Get Disciplined…Now!
Discipline is rewarded in a
number of areas—capital structure, shareholder records, intellectual
property and financial statements.
Occasionally, capital structure can be a problem when selling a
company. Multiple financing rounds with multiple shareholder groups can
produce capital structure problems. Do you have any issues with
shareholders? Are your shareholder records correct? Are the goals of
shareholders and management aligned properly?
Poorly documented intellectual property can be a deal killer. Pay
particular attention to ownership issues, licensing as well as the
transferability of licenses.
Financial records are a reflection of the quality and health of a
business. Sound and accurate financial statements give the buyer
confidence about your company. Put procedures in place so that
financial statements can be prepared on a timely basis. Make sure that
your all of your corporate records and contracts are well organized. If
your house is in order it will build confidence for the buyer
throughout the sale process and this increases value.
4. Dealing
with Problem Areas
Every company has some areas of weakness. The key to increasing value
is to minimize these concerns. How should you handle negatives? How
should you manage questionable items? What weaknesses need to be
addressed? Where are you exposed?
Potential liabilities can be a serious problem. In particular,
off-balance-sheet liabilities can be problematic. Do everything in your
power to identify and minimize potential liabilities. Even if they do
not kill the transaction, they can reduce the price, sometimes
significantly.
Try to view a problem area through the eyes of a potential buyer. How
will they see the issue? What can you do to mitigate the problem? Not
all problem areas can be resolved. Sometimes it just goes with your
market territory and the type of customers that you serve.

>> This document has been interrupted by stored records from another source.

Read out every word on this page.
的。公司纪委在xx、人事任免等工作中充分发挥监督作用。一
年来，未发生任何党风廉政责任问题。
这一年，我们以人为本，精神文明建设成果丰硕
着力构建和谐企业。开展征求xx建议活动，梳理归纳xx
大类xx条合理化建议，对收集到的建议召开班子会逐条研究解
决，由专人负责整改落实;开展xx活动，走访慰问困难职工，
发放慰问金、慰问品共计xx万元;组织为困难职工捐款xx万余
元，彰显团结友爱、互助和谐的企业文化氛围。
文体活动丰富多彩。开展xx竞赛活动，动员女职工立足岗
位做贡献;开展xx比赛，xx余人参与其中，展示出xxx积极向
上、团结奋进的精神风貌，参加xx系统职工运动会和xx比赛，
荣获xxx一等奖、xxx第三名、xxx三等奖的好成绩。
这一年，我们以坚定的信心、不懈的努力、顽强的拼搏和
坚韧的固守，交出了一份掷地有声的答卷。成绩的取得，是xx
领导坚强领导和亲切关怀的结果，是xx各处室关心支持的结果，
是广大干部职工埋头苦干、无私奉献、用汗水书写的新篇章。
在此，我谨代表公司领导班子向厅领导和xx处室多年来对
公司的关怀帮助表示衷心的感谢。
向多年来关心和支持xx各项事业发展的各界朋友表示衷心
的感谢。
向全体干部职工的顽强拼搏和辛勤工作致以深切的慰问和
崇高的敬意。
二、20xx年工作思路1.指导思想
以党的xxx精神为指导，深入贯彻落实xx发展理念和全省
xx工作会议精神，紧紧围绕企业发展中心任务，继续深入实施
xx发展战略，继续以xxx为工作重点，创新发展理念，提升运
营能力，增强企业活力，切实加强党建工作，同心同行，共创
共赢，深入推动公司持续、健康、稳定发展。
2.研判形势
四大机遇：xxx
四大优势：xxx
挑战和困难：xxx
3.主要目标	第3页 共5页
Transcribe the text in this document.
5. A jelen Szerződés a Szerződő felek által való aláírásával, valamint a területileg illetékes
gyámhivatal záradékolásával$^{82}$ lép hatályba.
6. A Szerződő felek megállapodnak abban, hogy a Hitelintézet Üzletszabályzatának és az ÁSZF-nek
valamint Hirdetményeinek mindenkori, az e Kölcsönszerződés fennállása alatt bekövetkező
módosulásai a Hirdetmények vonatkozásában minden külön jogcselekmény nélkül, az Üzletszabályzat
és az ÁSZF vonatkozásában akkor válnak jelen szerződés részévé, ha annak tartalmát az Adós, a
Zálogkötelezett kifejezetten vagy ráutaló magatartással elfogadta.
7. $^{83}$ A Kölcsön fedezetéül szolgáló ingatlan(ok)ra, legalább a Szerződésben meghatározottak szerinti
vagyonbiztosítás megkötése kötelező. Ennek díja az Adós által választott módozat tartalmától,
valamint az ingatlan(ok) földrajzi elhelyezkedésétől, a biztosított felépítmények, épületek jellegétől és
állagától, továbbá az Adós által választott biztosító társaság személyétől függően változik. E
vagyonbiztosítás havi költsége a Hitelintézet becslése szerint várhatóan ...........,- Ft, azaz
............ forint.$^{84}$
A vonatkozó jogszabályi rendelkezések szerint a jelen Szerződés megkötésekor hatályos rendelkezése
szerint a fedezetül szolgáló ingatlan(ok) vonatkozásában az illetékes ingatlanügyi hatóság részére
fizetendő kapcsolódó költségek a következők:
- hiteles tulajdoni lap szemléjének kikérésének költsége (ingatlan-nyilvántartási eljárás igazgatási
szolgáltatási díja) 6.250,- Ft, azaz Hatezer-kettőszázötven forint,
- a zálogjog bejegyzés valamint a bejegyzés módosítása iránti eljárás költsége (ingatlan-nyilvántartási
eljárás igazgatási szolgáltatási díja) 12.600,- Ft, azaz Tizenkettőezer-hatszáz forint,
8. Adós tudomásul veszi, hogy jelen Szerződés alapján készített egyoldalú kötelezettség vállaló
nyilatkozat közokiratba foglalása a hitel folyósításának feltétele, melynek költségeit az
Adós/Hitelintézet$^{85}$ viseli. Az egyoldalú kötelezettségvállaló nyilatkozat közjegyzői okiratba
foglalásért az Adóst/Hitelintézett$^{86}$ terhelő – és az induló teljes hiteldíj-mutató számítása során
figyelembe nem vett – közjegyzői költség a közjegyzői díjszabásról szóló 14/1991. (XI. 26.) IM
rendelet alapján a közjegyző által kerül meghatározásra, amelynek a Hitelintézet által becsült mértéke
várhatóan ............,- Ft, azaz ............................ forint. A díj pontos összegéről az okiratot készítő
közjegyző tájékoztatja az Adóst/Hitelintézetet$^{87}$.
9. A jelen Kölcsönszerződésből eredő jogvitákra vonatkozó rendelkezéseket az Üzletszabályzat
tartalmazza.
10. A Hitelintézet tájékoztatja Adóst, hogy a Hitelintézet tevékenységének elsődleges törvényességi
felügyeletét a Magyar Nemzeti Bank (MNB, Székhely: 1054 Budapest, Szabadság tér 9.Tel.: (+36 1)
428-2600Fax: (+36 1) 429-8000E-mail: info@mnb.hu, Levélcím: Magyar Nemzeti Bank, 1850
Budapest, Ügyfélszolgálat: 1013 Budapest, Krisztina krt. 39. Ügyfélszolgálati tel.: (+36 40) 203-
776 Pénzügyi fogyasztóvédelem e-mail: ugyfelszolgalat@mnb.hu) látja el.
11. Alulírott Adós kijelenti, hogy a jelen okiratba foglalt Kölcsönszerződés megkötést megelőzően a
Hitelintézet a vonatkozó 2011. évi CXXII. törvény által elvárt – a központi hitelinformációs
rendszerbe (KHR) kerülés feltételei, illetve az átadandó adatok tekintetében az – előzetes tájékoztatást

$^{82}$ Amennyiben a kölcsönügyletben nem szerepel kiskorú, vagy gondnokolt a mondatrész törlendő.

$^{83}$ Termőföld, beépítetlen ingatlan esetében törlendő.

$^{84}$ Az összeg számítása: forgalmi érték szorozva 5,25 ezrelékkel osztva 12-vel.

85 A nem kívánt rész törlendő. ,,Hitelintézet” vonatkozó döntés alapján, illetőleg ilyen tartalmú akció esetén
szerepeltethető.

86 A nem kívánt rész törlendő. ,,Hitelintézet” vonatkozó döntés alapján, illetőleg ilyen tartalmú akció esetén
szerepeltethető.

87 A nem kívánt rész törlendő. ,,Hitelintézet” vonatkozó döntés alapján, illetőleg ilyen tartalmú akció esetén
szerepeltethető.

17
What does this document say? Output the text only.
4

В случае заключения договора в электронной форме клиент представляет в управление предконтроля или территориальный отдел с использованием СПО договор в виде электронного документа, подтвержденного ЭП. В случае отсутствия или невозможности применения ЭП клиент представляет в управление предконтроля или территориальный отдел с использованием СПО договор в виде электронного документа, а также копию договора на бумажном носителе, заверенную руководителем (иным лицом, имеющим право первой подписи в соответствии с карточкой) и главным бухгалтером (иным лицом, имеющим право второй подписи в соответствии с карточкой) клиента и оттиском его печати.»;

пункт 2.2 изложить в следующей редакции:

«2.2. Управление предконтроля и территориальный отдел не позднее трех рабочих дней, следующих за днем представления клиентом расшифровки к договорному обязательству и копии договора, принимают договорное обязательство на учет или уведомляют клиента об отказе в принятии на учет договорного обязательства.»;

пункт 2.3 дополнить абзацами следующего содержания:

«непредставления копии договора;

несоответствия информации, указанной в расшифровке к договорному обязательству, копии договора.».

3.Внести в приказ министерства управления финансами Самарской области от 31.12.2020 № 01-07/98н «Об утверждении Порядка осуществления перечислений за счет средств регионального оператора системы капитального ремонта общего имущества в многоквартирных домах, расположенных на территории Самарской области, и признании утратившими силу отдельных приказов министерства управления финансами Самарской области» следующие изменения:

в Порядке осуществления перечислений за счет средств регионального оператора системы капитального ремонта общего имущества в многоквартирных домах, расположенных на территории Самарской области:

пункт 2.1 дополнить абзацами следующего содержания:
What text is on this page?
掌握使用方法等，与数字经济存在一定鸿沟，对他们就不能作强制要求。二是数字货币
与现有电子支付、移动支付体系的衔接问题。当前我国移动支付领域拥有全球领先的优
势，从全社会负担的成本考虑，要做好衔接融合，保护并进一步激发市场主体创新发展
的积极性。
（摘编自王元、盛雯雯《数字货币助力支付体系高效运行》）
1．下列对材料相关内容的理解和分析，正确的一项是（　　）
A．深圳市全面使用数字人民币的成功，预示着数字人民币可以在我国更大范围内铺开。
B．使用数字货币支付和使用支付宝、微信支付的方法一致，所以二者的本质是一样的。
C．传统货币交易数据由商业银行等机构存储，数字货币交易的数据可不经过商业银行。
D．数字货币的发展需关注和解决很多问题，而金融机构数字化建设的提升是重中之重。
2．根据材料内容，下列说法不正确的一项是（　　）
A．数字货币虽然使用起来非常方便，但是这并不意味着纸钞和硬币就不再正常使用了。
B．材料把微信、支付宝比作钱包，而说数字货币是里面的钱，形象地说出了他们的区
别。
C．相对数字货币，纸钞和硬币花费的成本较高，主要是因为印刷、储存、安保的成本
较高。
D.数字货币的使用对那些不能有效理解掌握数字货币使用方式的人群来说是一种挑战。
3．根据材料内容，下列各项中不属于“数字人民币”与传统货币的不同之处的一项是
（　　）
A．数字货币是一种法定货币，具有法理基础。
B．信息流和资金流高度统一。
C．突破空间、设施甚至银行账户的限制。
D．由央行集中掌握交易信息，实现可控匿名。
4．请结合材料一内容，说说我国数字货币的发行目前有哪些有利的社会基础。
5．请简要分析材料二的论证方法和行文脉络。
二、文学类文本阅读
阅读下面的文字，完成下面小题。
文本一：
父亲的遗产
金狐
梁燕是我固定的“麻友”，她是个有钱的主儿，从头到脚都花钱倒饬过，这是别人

Sometimes a weakness of the selling company may be an opportunity for
the acquiring company. For example, weak sales and marketing is often
the very reason that the company is seeking to be acquired—it can’t get
enough market traction. For a buyer with strong sales capabilities,
this is an opportunity
5. View Your
Markets Strategically
Since value is determined by the market, it is a smart idea to view the
market strategically. Viewing a market strategically means perceiving
where the movement is occurring and the effects of that movement.
Markets expand, markets contract and markets go away. The markets are
always moving.
Look for the movement of the full range of players—buyers, competitors,
future competitors and adjacent market companies. Are potential buyers
moving toward your sector? Does your market sector complement those of
potential buyers? A buyer that has decided to enter a sector will
likely pay the highest price—in order to get into that sector quickly
and forcefully.
Do not make the assumption that you know who the best buyers are.
Sometimes the best buyers are not in a company’s core market, but in
adjacent markets off to the side. These nonobvious buyers can be
excellent buyers who will pay the highest price.